I'm gratified to see the House republicans invoking the Ivy League elites with such reverence. There are, however, several problems here. First, the paper in question jumbles together economies facing a liquidity trap with those that don't, as Paul Krugman has argued:
First, the whole stimulus debate is supposed to be about what happens when interest rates are up against the zero bound. Everything is different if the central bank is busy adjusting rates in response to conditions, and may well raise rates to offset the effects of any fiscal expansion. Yet the Alesina-Ardagna analysis doesn’t make that distinction; Japan in the 90s, which was up against the zero bound, is treated the same as a batch of countries in the 70s and 80s, when interest rates were quite high.

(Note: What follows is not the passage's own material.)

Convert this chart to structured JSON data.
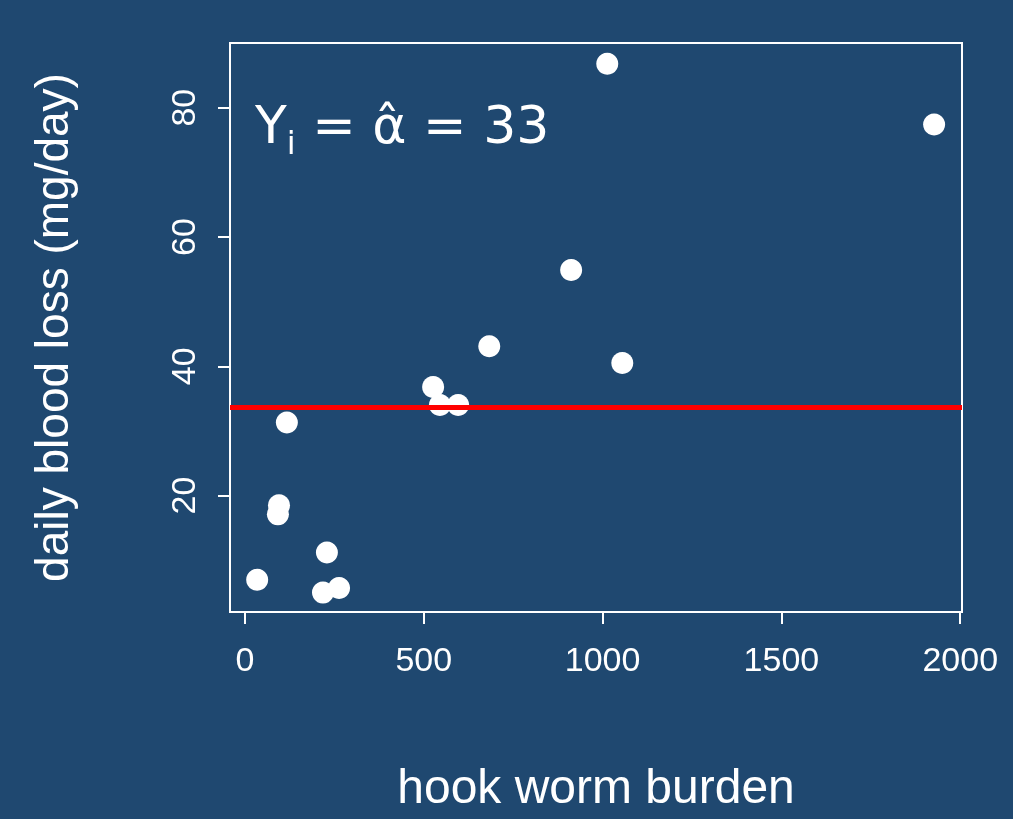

Second, they use a statistical method to identify fiscal expansions — trying to identify large changes in the structural balance. But how well does that technique work? When I want to think about Japan, I go to the work of Adam Posen, who tells me that Japan’s only really serious stimulus plan came in 1995. So I turn to the appendix table in Alesina/Ardagna, and find that 1995 isn’t there — whereas 2005 and 2007, which I’ve never heard of as stimulus years, are.
So to put it bluntly, I’m not much persuaded by a paper that doesn’t even identify the one clear example we have in the postwar period of large Keynesian stimulus in a zero-rate environment.

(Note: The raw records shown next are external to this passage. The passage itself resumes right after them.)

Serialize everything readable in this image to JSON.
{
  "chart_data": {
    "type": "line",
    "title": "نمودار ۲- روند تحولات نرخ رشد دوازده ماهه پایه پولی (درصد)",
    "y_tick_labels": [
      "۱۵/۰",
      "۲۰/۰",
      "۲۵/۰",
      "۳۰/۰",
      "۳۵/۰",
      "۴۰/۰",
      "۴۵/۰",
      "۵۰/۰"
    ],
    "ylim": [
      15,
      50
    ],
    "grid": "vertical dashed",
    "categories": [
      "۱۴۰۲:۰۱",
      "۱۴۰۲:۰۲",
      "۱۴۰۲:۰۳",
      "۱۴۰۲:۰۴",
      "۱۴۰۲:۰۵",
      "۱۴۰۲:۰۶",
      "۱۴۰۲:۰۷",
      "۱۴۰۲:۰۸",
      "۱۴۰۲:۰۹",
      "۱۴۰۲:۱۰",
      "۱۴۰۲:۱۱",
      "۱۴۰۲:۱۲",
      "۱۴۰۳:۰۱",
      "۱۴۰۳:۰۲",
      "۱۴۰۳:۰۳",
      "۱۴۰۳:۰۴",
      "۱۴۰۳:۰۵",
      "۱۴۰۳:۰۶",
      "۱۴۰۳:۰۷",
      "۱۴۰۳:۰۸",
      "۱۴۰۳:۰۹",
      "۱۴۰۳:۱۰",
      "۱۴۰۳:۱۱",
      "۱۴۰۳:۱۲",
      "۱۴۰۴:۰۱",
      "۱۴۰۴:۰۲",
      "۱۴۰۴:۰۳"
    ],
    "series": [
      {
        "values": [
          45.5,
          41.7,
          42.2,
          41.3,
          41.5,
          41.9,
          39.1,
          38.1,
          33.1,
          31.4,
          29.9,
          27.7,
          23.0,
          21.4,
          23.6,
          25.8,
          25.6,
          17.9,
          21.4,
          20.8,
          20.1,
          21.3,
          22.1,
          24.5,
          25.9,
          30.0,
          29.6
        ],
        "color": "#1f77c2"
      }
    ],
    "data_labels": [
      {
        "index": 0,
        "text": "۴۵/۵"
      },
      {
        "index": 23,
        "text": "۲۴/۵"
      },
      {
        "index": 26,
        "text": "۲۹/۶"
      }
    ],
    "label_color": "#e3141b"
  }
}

Another problem, and this is kind of intuitive, is that the appropriate mix of spending cuts and higher revenue is obviously connected with what the levels are in the first place. In a country where taxes consumed 60% of GDP and spending consumed 70%, you would obviously want to focus your attention on spending cuts. It's relevant, then, that the United States is a very low-tax country:
But let's ignore those objections. Forget about the paper's flaws, and forget about the fact that it takes no account of the existing tax levels in the countries involved. As Mike Konczal has pointed out, the conservative attempts to extrapolate from Alesian and Ardagna an appropriate ratio of revenue to spending in fiscal consolidations all wind up concluding that cuts should account for about 83% of the deficit reduction. That's about equal to the deal that Obama and Boehner agreed on, and that House Republicans refused to sign. Cantor is advocating a paper that advocates for exactly the kind of bargain he killed.
The truth is, there is no serious economic support, anywhere, for the Republican position that deficit reduction must consist of 100% spending cuts, or that no deficit reduction is better than deficit reduction with any revenue component. Fred Barnes argues in the Weekly Standard that Obama was silly to demand revenue because "For Republicans, not raising taxes is foundational, primal." He meant this, of course, in a positive sense. A primal belief is not a belief that relies upon empirical support.